CDC officials credited public health campaigns and policies for the decline, but outside experts said tobacco company price hikes and pandemic lifestyle changes likely played roles.
“People who were mainly social smokers just didn’t have that going on any more,” said Megan Roberts, an Ohio State University researcher focused on tobacco product use among young adults and adolescents.
What’s more, parents who suddenly were home with their kids full-time may have cut back. And some people may have quit following reports that smokers were more likely to develop severe illness after a coronavirus infection, Roberts added.
The CDC report, based on a survey of more than 31,000 U.S. adults, found that 19% of Americans used at least one tobacco product in 2020, down from about 21% in 2019.
Use of cigars, smokeless tobacco and pipes was flat. Current use of electronic cigarettes dropped to 3.7%, down from 4.5% the year before.
Cigarettes were the most commonly used tobacco product, with 12.5% of adults using them, down from 14%.
Health officials have long considered cigarette smoking — a risk factor for lung cancer, heart disease and stroke — to be the leading cause of preventable death in the United States.
In 1965, 42% of U.S. adults were smokers.
The rate has been gradually dropping for decades for a number of reasons, including taxes and smoking bans in workplaces and restaurants. But a big part of the recent decline has to be recent price hikes, some experts said.
For example, British American Tobacco — the company that makes brands including Camel, Lucky Strike and Newport — increased prices four times in 2020, by a total of about 50 cents a pack.

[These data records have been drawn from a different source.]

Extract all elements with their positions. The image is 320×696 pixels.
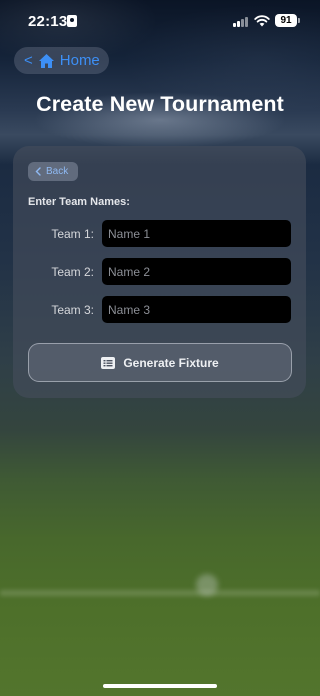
back-label: Back — [46, 166, 69, 177]
list-icon — [101, 356, 116, 369]
team-row-1: Team 1: — [13, 220, 306, 247]
cellular-signal-icon — [233, 16, 249, 27]
home-button[interactable]: < Home — [14, 47, 109, 74]
team-3-label: Team 3: — [51, 303, 94, 317]
chevron-left-icon — [35, 167, 41, 176]
team-1-label: Team 1: — [51, 227, 94, 241]
chevron-left-icon: < — [24, 52, 33, 69]
back-button[interactable]: Back — [28, 162, 78, 181]
tournament-form-card: Back Enter Team Names: Team 1: Team 2: T… — [13, 146, 306, 398]
home-label: Home — [59, 52, 100, 69]
status-bar: 22:13 91 — [0, 0, 320, 44]
pitch-line — [0, 590, 320, 596]
wifi-icon — [254, 15, 270, 27]
contact-badge-icon — [67, 15, 77, 27]
home-indicator[interactable] — [103, 684, 217, 688]
team-3-input[interactable] — [102, 296, 291, 323]
team-1-input[interactable] — [102, 220, 291, 247]
page-title: Create New Tournament — [36, 92, 284, 116]
team-2-label: Team 2: — [51, 265, 94, 279]
team-names-heading: Enter Team Names: — [28, 196, 130, 208]
team-row-3: Team 3: — [13, 296, 306, 323]
generate-fixture-button[interactable]: Generate Fixture — [28, 343, 292, 382]
status-time: 22:13 — [28, 13, 68, 30]
team-row-2: Team 2: — [13, 258, 306, 285]
house-icon — [38, 53, 54, 68]
generate-fixture-label: Generate Fixture — [123, 355, 219, 370]
team-2-input[interactable] — [102, 258, 291, 285]
battery-indicator: 91 — [275, 14, 300, 27]
ball-blur — [196, 574, 218, 596]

Interestingly, the number of cigarettes sold in the U.S. actually went up in 2020 — the first such increase in two decades, the Federal Trade Commission reported last year.
It’s possible that fewer people smoked, but those who did were consuming more cigarettes.
“That’s a viable hypothesis — that you had people with more smoking opportunities because they weren’t going to work,” said University of Ottawa’s David Sweanor, a global tobacco policy expert at the University of Ottawa.
It’s also possible that the CDC survey underestimated how many people are smoking, either because some respondents weren’t honest or because the survey missed too many smokers, he said.
Other surveys have suggested that for many people, alcohol consumption and illicit drug use increased in the first year of the pandemic.